A low hurdle to entry along with the ability to iterate rapidly is key to taking on problems & creating solutions. What do these solutions look like in genomics and why can hackers lead the way? Fig 1 shows something very similar to social interaction maps one comes across at places like Facebook.
The map above is of individual gene relationships where an algorithm began with 12 seed genes that previous experiments have shown to play a role in Alzheimer’s disease. These seeds were compared with 185 new candidate genes from regions deemed susceptible to carrying Alzheimer’s genes. From here, both experimental and computational data was combined to generate Fig 1, which the authors dubbed AD-PIN (Alzheimer’s Disease Protein Interaction Network).
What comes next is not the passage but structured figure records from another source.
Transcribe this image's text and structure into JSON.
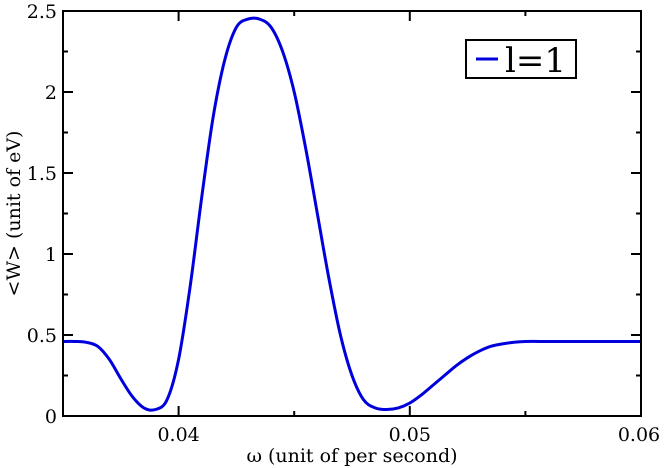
{
  "chart_data": {
    "type": "line",
    "title": "",
    "xlabel": "ω (unit of per second)",
    "ylabel": "<W> (unit of eV)",
    "xlim": [
      0.035,
      0.06
    ],
    "ylim": [
      0,
      2.5
    ],
    "xticks": [
      0.04,
      0.05,
      0.06
    ],
    "xtick_labels": [
      "0.04",
      "0.05",
      "0.06"
    ],
    "yticks": [
      0,
      0.5,
      1,
      1.5,
      2,
      2.5
    ],
    "ytick_labels": [
      "0",
      "0.5",
      "1",
      "1.5",
      "2",
      "2.5"
    ],
    "grid": false,
    "legend_position": "top-right",
    "series": [
      {
        "name": "l=1",
        "color": "#0000dd",
        "x": [
          0.035,
          0.0355,
          0.036,
          0.0365,
          0.037,
          0.0375,
          0.038,
          0.0385,
          0.039,
          0.0395,
          0.04,
          0.0405,
          0.041,
          0.0415,
          0.042,
          0.0425,
          0.043,
          0.0435,
          0.044,
          0.0445,
          0.045,
          0.0455,
          0.046,
          0.0465,
          0.047,
          0.0475,
          0.048,
          0.0485,
          0.049,
          0.0495,
          0.05,
          0.0505,
          0.051,
          0.0515,
          0.052,
          0.0525,
          0.053,
          0.0535,
          0.054,
          0.0545,
          0.055,
          0.056,
          0.057,
          0.058,
          0.059,
          0.06
        ],
        "y": [
          0.46,
          0.46,
          0.455,
          0.43,
          0.35,
          0.23,
          0.12,
          0.05,
          0.04,
          0.1,
          0.35,
          0.8,
          1.35,
          1.85,
          2.2,
          2.4,
          2.45,
          2.45,
          2.4,
          2.25,
          2.0,
          1.65,
          1.25,
          0.85,
          0.5,
          0.25,
          0.1,
          0.05,
          0.04,
          0.05,
          0.08,
          0.13,
          0.19,
          0.25,
          0.31,
          0.36,
          0.4,
          0.43,
          0.445,
          0.455,
          0.46,
          0.46,
          0.46,
          0.46,
          0.46,
          0.46
        ]
      }
    ]
  }
}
What we learn by simply tracking genes already known to play a role in Alzheimer’s is the discovery of new regions of genetic code that are also participating in the expression of related functions, in this case those being affected by the disease, such as memory. In Fig 2 we see that between seeds this algorithm produced 7 high confidence interaction results, of which 3 were in common with previous studies. In addition to almost 200 new interactions, which can each lead to new therapies, blockbuster drugs and better understanding of the disease itself.
Many software developers have extensive experience and interest in dealing with large data sets, finding correlations and creating meaningful solutions. However, much of our generation has had little exposure to these problems. Often resulting in the bandwagon effect, as one recent article put it “the latest fucking location fucking based fucking mobile fucking app.” Progress has often been linked to literacy, from books to programming, being able to read and write in life-code just might be the next stage.